A video report reporting on allegations by whistleblowers, allege that the South African Transport and Allied Workers’ Union (Satawu), which is the third biggest affiliate of labour federation Cosatu, is being hijacked. Whistleblowers claim it’s led by foreign nationals willing to use force, including murder, to silence members who dare to ask about missing funds. They also question the status of yet another Satawu leader, claiming he’s from Zimbabwe. General Secretary of the union, Zenzo Mahlangu, was found to have obtained his South African citizenship fraudulently in April. He was deported last month to his home country Zimbabwe.
Samwu members want union contribution deductions halted
As the infighting crisis within the SA Municipal Workers’ Union (Samwu) deepens, some of its members have requested the City of Johannesburg to withhold their membership subscriptions from the union. Samwu has been dogged by infighting for almost a decade as different leaders battle it out for control of the union’s coffers, which run into millions, with some facing arrest over fraud and corruption.

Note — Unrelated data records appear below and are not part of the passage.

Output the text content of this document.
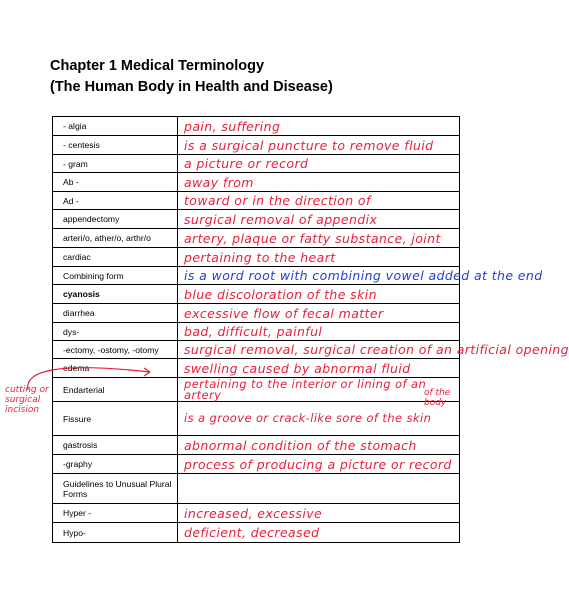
Chapter 1 Medical Terminology
(The Human Body in Health and Disease)
- algia	pain, suffering

- centesis	is a surgical puncture to remove fluid

- gram	a picture or record

Ab -	away from

Ad -	toward or in the direction of

appendectomy	surgical removal of appendix

arteri/o, ather/o, arthr/o	artery, plaque or fatty substance, joint

cardiac	pertaining to the heart

Combining form	is a word root with combining vowel added at the end

cyanosis	blue discoloration of the skin

diarrhea	excessive flow of fecal matter

dys-	bad, difficult, painful

-ectomy, -ostomy, -otomy	surgical removal, surgical creation of an artificial opening

edema	swelling caused by abnormal fluid

Endarterial	pertaining to the interior or lining of an artery

Fissure	is a groove or crack-like sore of the skin

gastrosis	abnormal condition of the stomach

-graphy	process of producing a picture or record

Guidelines to Unusual Plural Forms	

Hyper -	increased, excessive

Hypo-	deficient, decreased
cutting or surgical incision
of the body
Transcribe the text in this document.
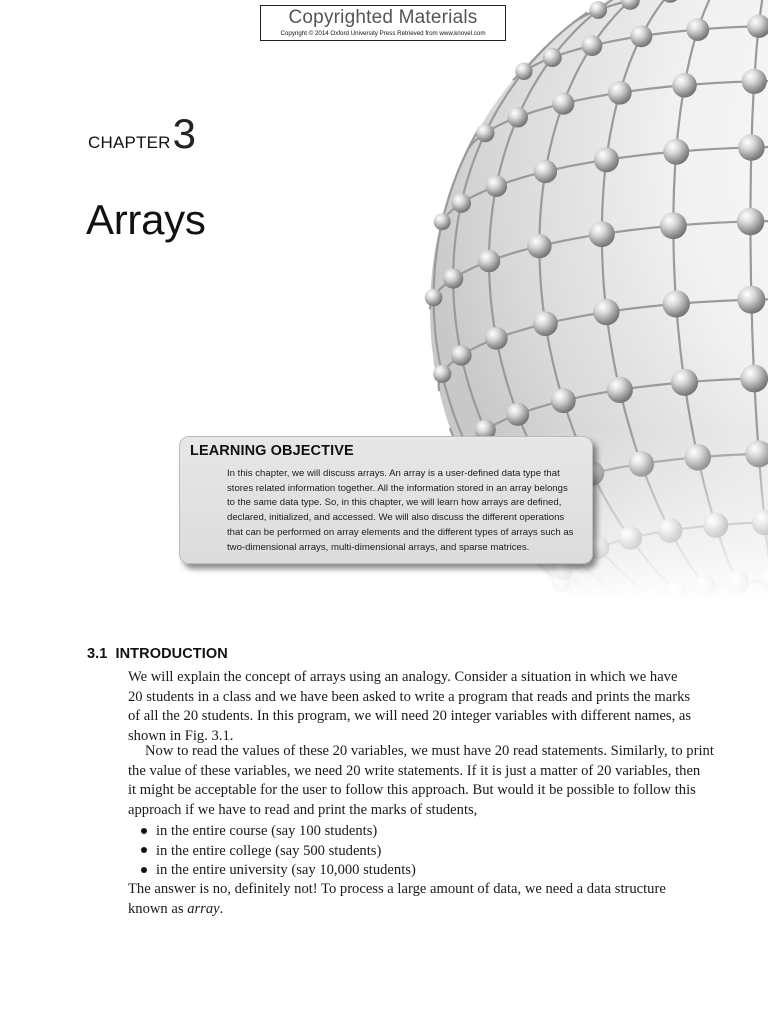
Copyrighted Materials
Copyright © 2014 Oxford University Press Retrieved from www.knovel.com
CHAPTER3
Arrays
LEARNING OBJECTIVE
In this chapter, we will discuss arrays. An array is a user-defined data type that
stores related information together. All the information stored in an array belongs
to the same data type. So, in this chapter, we will learn how arrays are defined,
declared, initialized, and accessed. We will also discuss the different operations
that can be performed on array elements and the different types of arrays such as
two-dimensional arrays, multi-dimensional arrays, and sparse matrices.
3.1 INTRODUCTION
We will explain the concept of arrays using an analogy. Consider a situation in which we have
20 students in a class and we have been asked to write a program that reads and prints the marks
of all the 20 students. In this program, we will need 20 integer variables with different names, as
shown in Fig. 3.1.
Now to read the values of these 20 variables, we must have 20 read statements. Similarly, to print
the value of these variables, we need 20 write statements. If it is just a matter of 20 variables, then
it might be acceptable for the user to follow this approach. But would it be possible to follow this
approach if we have to read and print the marks of students,
in the entire course (say 100 students)
in the entire college (say 500 students)
in the entire university (say 10,000 students)
The answer is no, definitely not! To process a large amount of data, we need a data structure
known as array.
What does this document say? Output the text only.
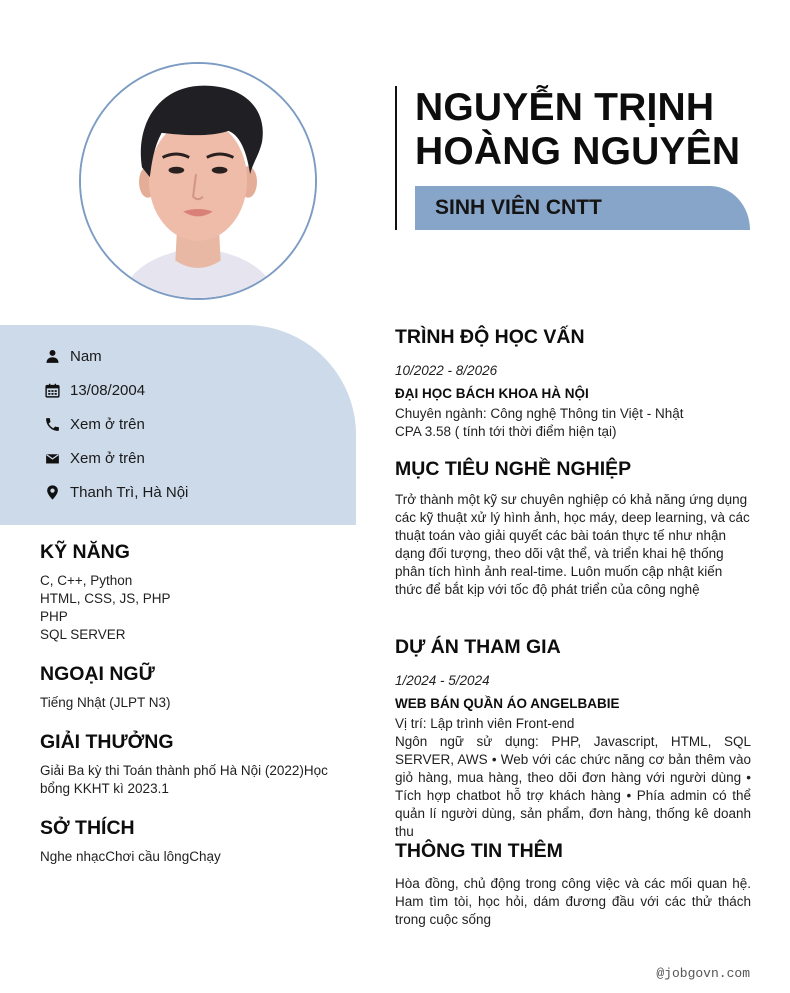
NGUYỄN TRỊNH
HOÀNG NGUYÊN
SINH VIÊN CNTT
Nam
13/08/2004
Xem ở trên
Xem ở trên
Thanh Trì, Hà Nội
KỸ NĂNG
C, C++, Python
HTML, CSS, JS, PHP
PHP
SQL SERVER
NGOẠI NGỮ
Tiếng Nhật (JLPT N3)
GIẢI THƯỞNG

Giải Ba kỳ thi Toán thành phố Hà Nội (2022)Học bổng KKHT kì 2023.1

SỞ THÍCH

Nghe nhạcChơi cầu lôngChạy

TRÌNH ĐỘ HỌC VẤN
10/2022 - 8/2026
ĐẠI HỌC BÁCH KHOA HÀ NỘI
Chuyên ngành: Công nghệ Thông tin Việt - Nhật
CPA 3.58 ( tính tới thời điểm hiện tại)
MỤC TIÊU NGHỀ NGHIỆP

Trở thành một kỹ sư chuyên nghiệp có khả năng ứng dụng các kỹ thuật xử lý hình ảnh, học máy, deep learning, và các thuật toán vào giải quyết các bài toán thực tế như nhận dạng đối tượng, theo dõi vật thể, và triển khai hệ thống phân tích hình ảnh real-time. Luôn muốn cập nhật kiến thức để bắt kịp với tốc độ phát triển của công nghệ

DỰ ÁN THAM GIA
1/2024 - 5/2024
WEB BÁN QUẦN ÁO ANGELBABIE
Vị trí: Lập trình viên Front-end

Ngôn ngữ sử dụng: PHP, Javascript, HTML, SQL SERVER, AWS • Web với các chức năng cơ bản thêm vào giỏ hàng, mua hàng, theo dõi đơn hàng với người dùng • Tích hợp chatbot hỗ trợ khách hàng • Phía admin có thể quản lí người dùng, sản phẩm, đơn hàng, thống kê doanh thu

THÔNG TIN THÊM

Hòa đồng, chủ động trong công việc và các mối quan hệ. Ham tìm tòi, học hỏi, dám đương đầu với các thử thách trong cuộc sống

@jobgovn.com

The biggest union in the municipal sector is also being investigated by the Hawks. Unhappy members said in a letter to the city council that their monies were being used to fund factional battles in the union. The council has been negotiating labour matters with two factions of the union, pending a ruling on a Labour Appeal Court (LAC) application. “Until the LAC decides on the matter, it is incumbent on us to treat both factions as equals,” said Christo Marais, acting group executive director of group corporate services for the city. The issue of withholding membership subscription funds will be tabled before the next mandatory committee meeting.